According to veep of engineering Benjamin Treynor Sloss on Monday, the problems began when Googlers tried to push new configuration settings to a handful of servers in one of Google's data center regions. Somehow, that update ended up also being applied to many other servers in several other regions, causing them to give up more than half their network bandwidth.
That in turn starved systems of packets, ultimately leading to services appearing to fall over or slow down for users.
"In essence, the root cause of Sunday’s disruption was a configuration change that was intended for a small number of servers in a single region," said Sloss. "The configuration was incorrectly applied to a larger number of servers across several neighboring regions, and it caused those regions to stop using more than half of their available network capacity. The network traffic to/from those regions then tried to fit into the remaining network capacity, but it did not."
The Google 24x7 VP went on to explain how, despite clocking the traffic crush almost immediately, the engineers were unable to quickly fix up the broken configurations due to the network overload. In the meantime, they deprioritized less latency-sensitive traffic to let interactive and latency-sensitive packets through as a priority.

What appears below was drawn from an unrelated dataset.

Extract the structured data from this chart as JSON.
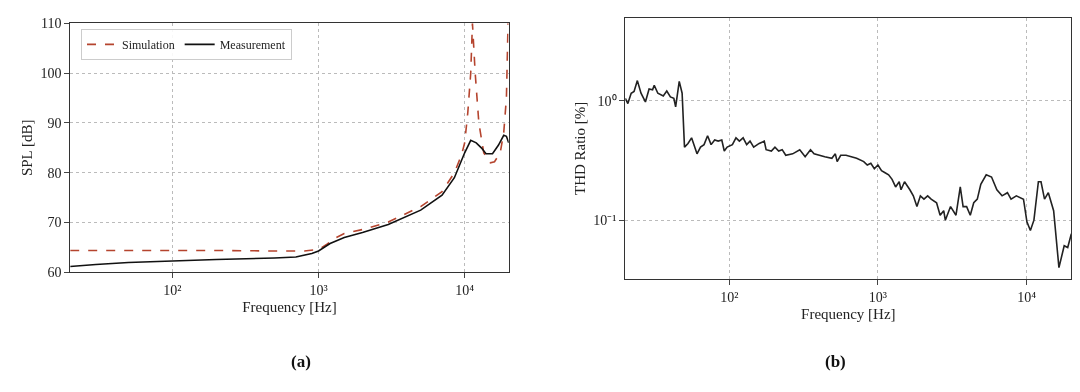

Sunday seems really quiet. Hmm, thinks Google, let's have a four-hour Gmail, YouTube, G Suite, Cloud outageREAD MORE
"The network became congested, and our networking systems correctly triaged the traffic overload and dropped larger, less latency-sensitive traffic in order to preserve smaller latency-sensitive traffic flows, much as urgent packages may be couriered by bicycle through even the worst traffic jam," he continued.
"Google’s engineering teams detected the issue within seconds, but diagnosis and correction took far longer than our target of a few minutes. Once alerted, engineering teams quickly identified the cause of the network congestion, but the same network congestion which was creating service degradation also slowed the engineering teams’ ability to restore the correct configurations, prolonging the outage.
"The Google teams were keenly aware that every minute which passed represented another minute of user impact, and brought on additional help to parallelize restoration efforts."
As a result, what should have been a quick fix ended up taking hours to fully resolve.
During this time, Sloss estimated that Google Cloud storage systems suffered a 30 per cent drop in traffic – perhaps due to the low-latency deprioritization, we reckon – while YouTube views dropped 2.5 per cent for an hour, and some search queries were slowed. Around one per cent of Gmail users (about 15 million accounts, give or take) experienced connectivity difficulties with their webmail during the outage.
Now, Sloss said, his team is performing a full postmortem study on the incident in hopes of crafting new procedures and policies to prevent a similar outage from occurring during future configuration rollouts.
"We will then have a focused engineering sprint to ensure we have not only fixed the direct cause of the problem, but also guarded against the entire class of issues illustrated by this event," he said. ®
While the Chocolate Factory's status page reports that, right now, everything is fine and dandy, if you scroll to the very bottom there's a warning box with the following message, which we spotted as we were preparing to publish this article:
Intermittent IO errors with Google Compute Engine Persistent Disk in us-east4-b and us-east4-c. Affected customers may observe IO errors on Persistent Disks attached to instances in us-east4-b and us-east4-c. Mitigation work is currently underway by our Engineering Team and the rate of errors is decreasing. We will provide another status update by Tuesday, 2019-06-04 12:45 US/Pacific with current details.